Unternehmen haben eine Risikoanalyse durchzuführen, in deren Rahmen Risiken in der Lieferkette bzw. bei Zulieferern gewichtet und priorisiert werden.

Sofern Risiken erkannt werden, sind Präventionsmaßnahmen zu ergreifen, um die Verwirklichung der Risiken zu vermeiden. Ebenso muss die Unternehmensleitung eine Grundsatzerklärung zur Menschenrechtsstrategie des Unternehmens verabschieden.

Sofern sich ein Risiko verwirklicht, hat ein Unternehmen Abhilfemaßnahmen einzuleiten. Im eigenen Geschäftsbereich muss die Abhilfemaßnahme zur Beendigung des Verstoßes führen.

Bei unmittelbaren Zulieferern müssen die Geschäftsbeziehungen zwar nicht sofort abgebrochen werden, es ist aber ein Konzept mit konkretem Zeitplan zu erstellen, wie Verletzungen geschützter Rechtspositionen minimiert werden können. Als letzte Eskalationsstufe hält das Gesetz aber auch den Abbruch der Geschäftsbeziehung für „geboten“. Bei Kenntnis von Verstößen bei mittelbaren Zulieferern ist insbesondere ein Konzept zur Minimierung und Vermeidung der Verletzung einer geschützten Rechtsposition zu erstellen und umzusetzen.

Nach dem Gesetz verpflichtete Unternehmen haben ein geeignetes Beschwerdeverfahren einzurichten, mit dessen Hilfe Betroffene menschenrechtswidrige Sachverhalte melden können. Das Beschwerdeverfahren bezieht sich auf die gesamte Lieferkette, muss also auch Personen zugänglich sein, die bei mittelbaren Zulieferern beschäftigt sind. Diese Verpflichtung ist folglich in der Lieferkette vertraglich weiterzureichen.

Schließlich werden umfangreiche Dokumentations- und Berichtspflichten eingeführt, darunter die Pflicht zur Erstellung eines Jahresberichts über die Umsetzung der Sorgfaltspflichten in der Lieferkette.
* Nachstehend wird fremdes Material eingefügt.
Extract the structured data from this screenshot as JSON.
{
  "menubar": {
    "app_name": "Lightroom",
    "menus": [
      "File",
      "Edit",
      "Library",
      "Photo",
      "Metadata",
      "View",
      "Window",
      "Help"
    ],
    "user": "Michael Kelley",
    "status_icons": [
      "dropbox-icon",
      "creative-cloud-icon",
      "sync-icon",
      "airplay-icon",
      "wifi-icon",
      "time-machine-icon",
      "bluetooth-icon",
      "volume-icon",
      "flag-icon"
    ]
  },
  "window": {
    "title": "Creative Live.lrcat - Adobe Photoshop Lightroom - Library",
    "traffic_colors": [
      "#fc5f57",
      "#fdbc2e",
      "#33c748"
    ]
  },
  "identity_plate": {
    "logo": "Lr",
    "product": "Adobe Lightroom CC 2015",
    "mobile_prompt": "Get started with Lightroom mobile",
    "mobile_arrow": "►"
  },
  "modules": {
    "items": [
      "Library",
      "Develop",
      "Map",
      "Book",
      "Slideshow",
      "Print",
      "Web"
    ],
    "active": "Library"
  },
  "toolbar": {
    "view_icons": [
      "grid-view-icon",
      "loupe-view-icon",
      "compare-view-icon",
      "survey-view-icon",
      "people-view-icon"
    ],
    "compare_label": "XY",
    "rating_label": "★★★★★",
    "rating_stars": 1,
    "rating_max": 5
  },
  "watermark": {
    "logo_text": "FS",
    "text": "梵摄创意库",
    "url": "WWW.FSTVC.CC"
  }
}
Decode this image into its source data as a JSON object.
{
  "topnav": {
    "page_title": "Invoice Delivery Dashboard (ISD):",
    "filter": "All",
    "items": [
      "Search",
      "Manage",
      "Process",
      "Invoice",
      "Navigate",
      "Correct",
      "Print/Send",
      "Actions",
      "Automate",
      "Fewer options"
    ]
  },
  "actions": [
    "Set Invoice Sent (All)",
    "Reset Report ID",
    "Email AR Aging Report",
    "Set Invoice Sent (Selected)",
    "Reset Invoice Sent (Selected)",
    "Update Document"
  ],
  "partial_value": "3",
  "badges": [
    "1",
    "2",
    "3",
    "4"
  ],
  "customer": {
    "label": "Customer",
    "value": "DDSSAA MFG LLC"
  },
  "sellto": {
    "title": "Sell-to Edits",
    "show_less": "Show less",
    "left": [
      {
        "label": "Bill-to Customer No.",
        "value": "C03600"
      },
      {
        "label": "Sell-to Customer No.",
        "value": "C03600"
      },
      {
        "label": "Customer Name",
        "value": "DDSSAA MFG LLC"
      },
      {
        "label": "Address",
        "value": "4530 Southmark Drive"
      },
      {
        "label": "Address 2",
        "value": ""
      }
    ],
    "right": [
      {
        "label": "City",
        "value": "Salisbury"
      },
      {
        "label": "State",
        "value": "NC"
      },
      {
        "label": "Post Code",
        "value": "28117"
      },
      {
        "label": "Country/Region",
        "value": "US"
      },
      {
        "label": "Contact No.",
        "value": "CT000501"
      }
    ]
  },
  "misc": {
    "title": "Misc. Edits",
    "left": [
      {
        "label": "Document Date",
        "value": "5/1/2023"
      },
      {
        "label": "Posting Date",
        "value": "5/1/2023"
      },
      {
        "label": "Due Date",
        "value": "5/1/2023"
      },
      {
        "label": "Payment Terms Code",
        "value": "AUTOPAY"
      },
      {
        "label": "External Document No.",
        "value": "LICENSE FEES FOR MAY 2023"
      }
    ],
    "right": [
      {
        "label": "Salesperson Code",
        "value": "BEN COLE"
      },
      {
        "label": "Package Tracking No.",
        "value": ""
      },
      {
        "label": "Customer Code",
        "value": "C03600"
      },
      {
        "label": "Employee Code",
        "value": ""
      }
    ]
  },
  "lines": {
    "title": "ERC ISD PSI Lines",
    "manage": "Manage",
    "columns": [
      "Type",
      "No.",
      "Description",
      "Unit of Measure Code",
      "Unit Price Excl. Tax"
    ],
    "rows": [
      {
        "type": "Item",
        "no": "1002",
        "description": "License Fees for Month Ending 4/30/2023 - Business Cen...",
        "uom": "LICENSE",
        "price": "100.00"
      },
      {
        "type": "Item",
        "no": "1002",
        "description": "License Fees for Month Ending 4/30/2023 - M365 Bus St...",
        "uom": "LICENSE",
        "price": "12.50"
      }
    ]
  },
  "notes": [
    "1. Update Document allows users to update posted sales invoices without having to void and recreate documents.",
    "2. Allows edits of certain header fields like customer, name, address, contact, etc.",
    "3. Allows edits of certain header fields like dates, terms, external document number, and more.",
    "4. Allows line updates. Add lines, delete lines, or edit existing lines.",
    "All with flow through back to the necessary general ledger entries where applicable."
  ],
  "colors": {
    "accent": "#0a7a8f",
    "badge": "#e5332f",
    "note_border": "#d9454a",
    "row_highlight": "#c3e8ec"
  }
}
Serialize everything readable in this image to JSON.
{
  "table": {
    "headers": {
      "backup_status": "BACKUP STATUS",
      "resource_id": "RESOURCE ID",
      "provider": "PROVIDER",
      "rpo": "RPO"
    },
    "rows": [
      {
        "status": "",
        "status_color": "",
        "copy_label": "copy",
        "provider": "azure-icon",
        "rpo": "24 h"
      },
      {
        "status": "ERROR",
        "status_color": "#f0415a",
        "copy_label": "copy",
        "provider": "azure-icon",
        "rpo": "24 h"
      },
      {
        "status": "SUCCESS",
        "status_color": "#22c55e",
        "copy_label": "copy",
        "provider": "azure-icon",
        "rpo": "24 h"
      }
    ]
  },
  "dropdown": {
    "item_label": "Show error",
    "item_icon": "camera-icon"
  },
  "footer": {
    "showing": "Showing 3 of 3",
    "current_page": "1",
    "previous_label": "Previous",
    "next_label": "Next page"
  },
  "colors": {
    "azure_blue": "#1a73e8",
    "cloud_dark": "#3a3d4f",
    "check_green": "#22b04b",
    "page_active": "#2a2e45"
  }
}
Neue Klagemöglichkeiten für Betroffene

Ursprünglich war vorgesehen, dass von Menschenrechtsverletzungen in der Lieferkette betroffene Personen aus dem Gesetz ein unmittelbares Klagerecht bekommen, mit dessen Hilfe sie Menschenrechtsverletzungen auf Basis deutschen Rechts gegen Unternehmen geltend machen können. Diese Möglichkeit sieht der Referentenentwurf nun nicht mehr vor. Betroffene Personen können jedoch Gewerkschaften oder Nichtregierungsorganisationen zur Prozessführung ermächtigen, wodurch die Hürden für eine Klage deutlich gesenkt werden.

Nach derzeitiger Rechtslage wäre eine solche Ermächtigung wegen mangelnden eigenen schutzwürdigen Interesses seitens der Gewerkschaften oder Nichtregierungsorganisationen wohl ausgeschlossen. Es ist abzusehen, dass sich hier eine „Klageindustrie“ interessierter Organisationen entwickeln kann, die Unternehmen einem kaum kalkulierbaren Risiko aussetzt – die bloße Behauptung einzelner oder weniger Arbeitnehmer mag ausreichen, ein Unternehmen in einen Rechtsstreit über die Auslegung zahlreicher unbestimmter Rechtsbegriffe mit ungewissem Ausgang zu verwickeln.

Materiell bezieht sich das Klagerecht auf sämtliche im Gesetz aufgeführten Menschenrechte, nicht jedoch auf einige umweltbezogene Pflichten.

Der Referentenentwurf weicht in zentralen Punkten zum Nachteil von Unternehmen vom Eckpunktepapier der Ministerien aus 2020 ab: Darin wollten die zuständigen Ministerien die Möglichkeit schaffen, dass Unternehmen ihre Haftung auf vorsätzliches oder grob fahrlässiges Handeln beschränken können, wenn sie einen staatlich anerkannten Branchen- oder Schutzstandard innerhalb der Lieferkette implementieren („Safe Harbor“).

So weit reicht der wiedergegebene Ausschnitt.